- Autor
- Claudio Marín Medina
- Revista
- Trans/Form/Ação
- Edição
- 47 / 1
- Ano
- 2023
- DOI
- 10.1590/0101-3173.2024.v47.n1.e0240076
- Páginas
- e0240076
- Idioma
- es
O problema do determinismo e da liberdade no ser humano sempre foi um debate filosófico frutífero. Nessa discussão, Spinoza é referência nesse sentido, pois, desde a publicação de suas obras, tem gerado polêmica em torno do problema. Este trabalho busca esclarecer o conceito de necessidade que Spinoza utiliza, em sua filosofia, a fim de desvendar o sentido do determinismo que ele constrói a partir dele. Na análise, mostra-se que na filosofia de Spinoza não há uma distinção clara entre necessidade lógica e necessidade metafísica.

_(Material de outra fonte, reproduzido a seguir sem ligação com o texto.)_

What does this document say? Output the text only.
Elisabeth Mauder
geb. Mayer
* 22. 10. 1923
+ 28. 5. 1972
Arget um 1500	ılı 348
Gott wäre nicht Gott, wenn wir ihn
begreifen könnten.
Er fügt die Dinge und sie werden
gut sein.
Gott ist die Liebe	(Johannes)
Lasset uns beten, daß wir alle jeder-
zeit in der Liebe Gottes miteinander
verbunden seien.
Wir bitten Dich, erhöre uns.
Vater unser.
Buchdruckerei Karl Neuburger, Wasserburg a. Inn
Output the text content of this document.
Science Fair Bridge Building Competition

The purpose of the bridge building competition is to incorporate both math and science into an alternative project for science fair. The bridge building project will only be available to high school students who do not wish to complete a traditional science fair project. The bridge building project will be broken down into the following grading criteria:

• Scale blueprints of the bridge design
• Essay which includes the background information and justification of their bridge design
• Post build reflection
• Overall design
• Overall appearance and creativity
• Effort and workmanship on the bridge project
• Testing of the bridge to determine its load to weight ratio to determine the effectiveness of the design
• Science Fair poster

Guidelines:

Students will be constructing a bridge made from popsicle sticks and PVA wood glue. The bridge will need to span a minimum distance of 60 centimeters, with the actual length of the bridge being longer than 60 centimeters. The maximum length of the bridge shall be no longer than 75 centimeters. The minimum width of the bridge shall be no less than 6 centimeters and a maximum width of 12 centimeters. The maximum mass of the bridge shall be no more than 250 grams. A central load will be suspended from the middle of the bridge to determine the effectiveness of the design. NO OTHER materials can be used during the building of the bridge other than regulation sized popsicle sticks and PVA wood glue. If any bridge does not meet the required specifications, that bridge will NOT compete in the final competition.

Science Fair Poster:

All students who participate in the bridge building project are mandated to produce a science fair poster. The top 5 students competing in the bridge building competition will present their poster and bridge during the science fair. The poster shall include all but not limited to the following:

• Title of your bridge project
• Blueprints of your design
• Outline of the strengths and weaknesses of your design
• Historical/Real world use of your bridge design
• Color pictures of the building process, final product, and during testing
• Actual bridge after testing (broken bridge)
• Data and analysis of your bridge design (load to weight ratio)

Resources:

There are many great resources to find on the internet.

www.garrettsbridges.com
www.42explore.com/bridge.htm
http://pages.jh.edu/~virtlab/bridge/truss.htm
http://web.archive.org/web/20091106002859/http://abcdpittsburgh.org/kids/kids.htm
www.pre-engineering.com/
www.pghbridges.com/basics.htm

Além disso, defende-se que os conceitos de contingência e possibilidade são questões de dicto e não de re, na filosofia do autor. Isto é, não são propriedades das coisas em si, mas modos de falar delas. Por fim, conclui-se que a tese de Spinoza sobre o determinismo deve ser entendida principalmente como uma teoria necessitarista, a qual pode ser compatível com um certo sentido de liberdade no ser humano.